EDITORIAL: Bridge Card reform long overdue, could cut too deep



When Lt. Gov. Brian Calley said Tuesday the new state budget would be an "atomic bomb," students probably did not expect their Bridge Cards to be carried off in the shockwave. But targeting the Food Assistance Program to trim the budget can be reasonable.

The recent decision to strike student status from qualifications could vaporize benefits for up to 15,000 of the 25,923 college students covered in April.

That the program, which is undeniably abused by many of its college-aged users, would be one of many to feel the shears on the path to a balanced state budget was not unexpected.

It is difficult to justify snatching taxpayer dollars to pay for fresh crab leg dinners for college students perfectly capable of feeding themselves from their own or their parents' funds.

However, the breadth, severity and immediacy of the cuts were a surprise.

It is heartening to see Gov.

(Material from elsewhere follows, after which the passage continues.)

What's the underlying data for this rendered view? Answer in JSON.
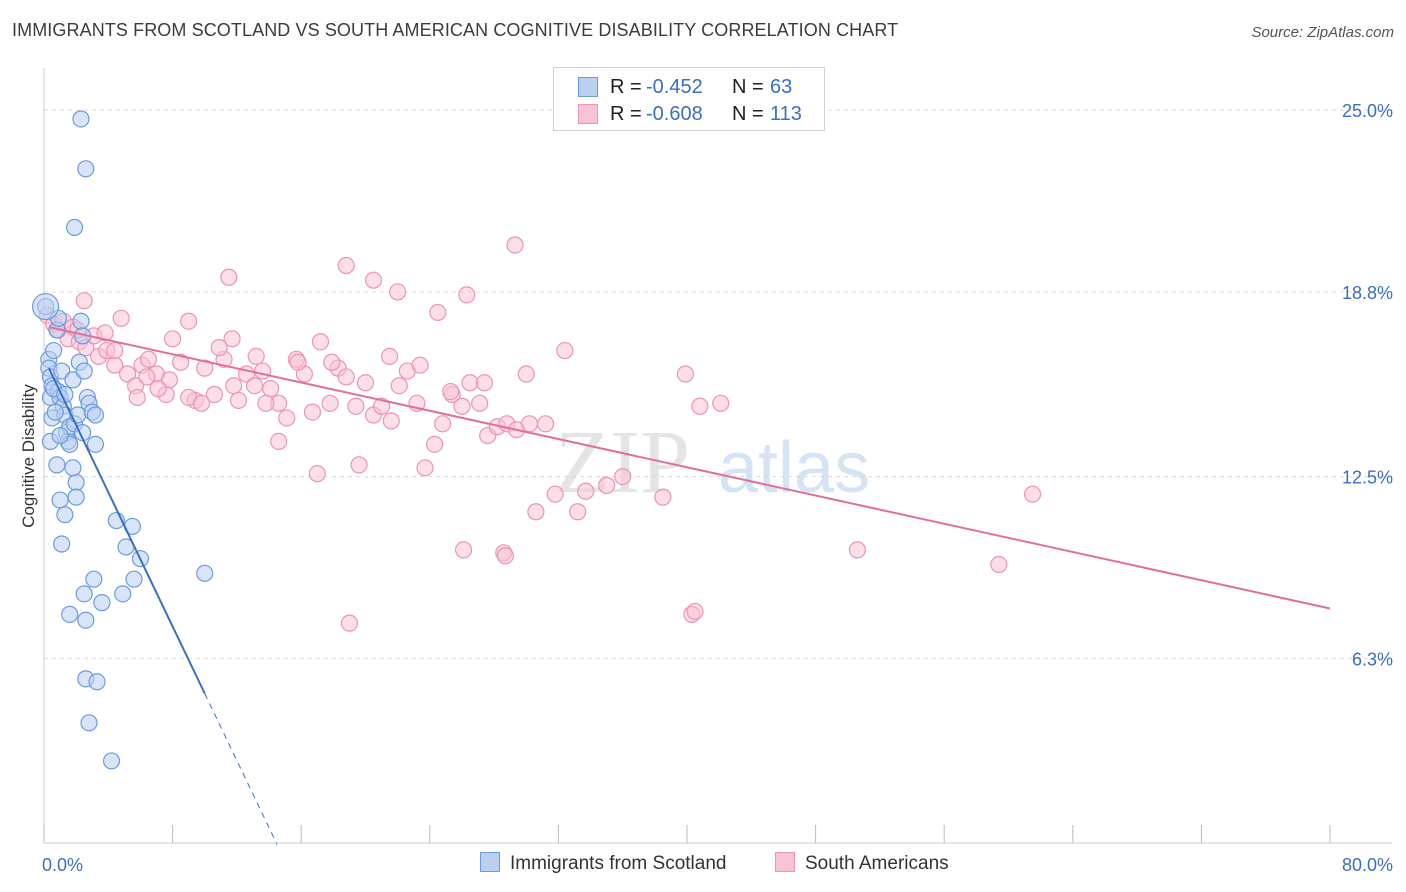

Rick Snyder willing to take serious action to bring the budget in line with reality, but changes to a program that provides a staple to 3,433 students in Isabella County alone should not be rushed.

While abuse was likely rampant, many students who take a full course load simply do not have the time to also work enough hours to pay for groceries. That is assuming they can find jobs at all when the labor market is flooded with unemployed workers with much more open schedules.

When parents cannot fill the gap because of their own economic concerns, something must be done.

Student loans and unemployment insurance can ease the transition, but there will at best be more debt or another battery of forms for students to overcome.

Greater stringency in the Food Assistance Program is not only needed, but long overdue. Unfortunately, the sweeping cuts coming to students' wallets in April are more akin to severing the arm to cure the infected pinky than the balanced spending reform Michigan needs.

Limiting food assistance only to employed students reiterates that this is, in fact, aid and not an allowance, but raising the bar to working 20 hours a week may be unfair. There are a number of students with on-campus jobs who work less than 20 hours, but still depend on food assistance to help support themselves.

If a student was approved for food assistance through this year and worked 19 hours, that student loses all their food assistance April 1, no questions. A more gradual approach, like allowing newly ineligible students to continue through their previously approved date, may be less problematic for those affected.

The program was excessive and overly generous, and needed to be reformed. While this sends a strong message on the part of the state government, a little further consideration could have made the change easier for those governed.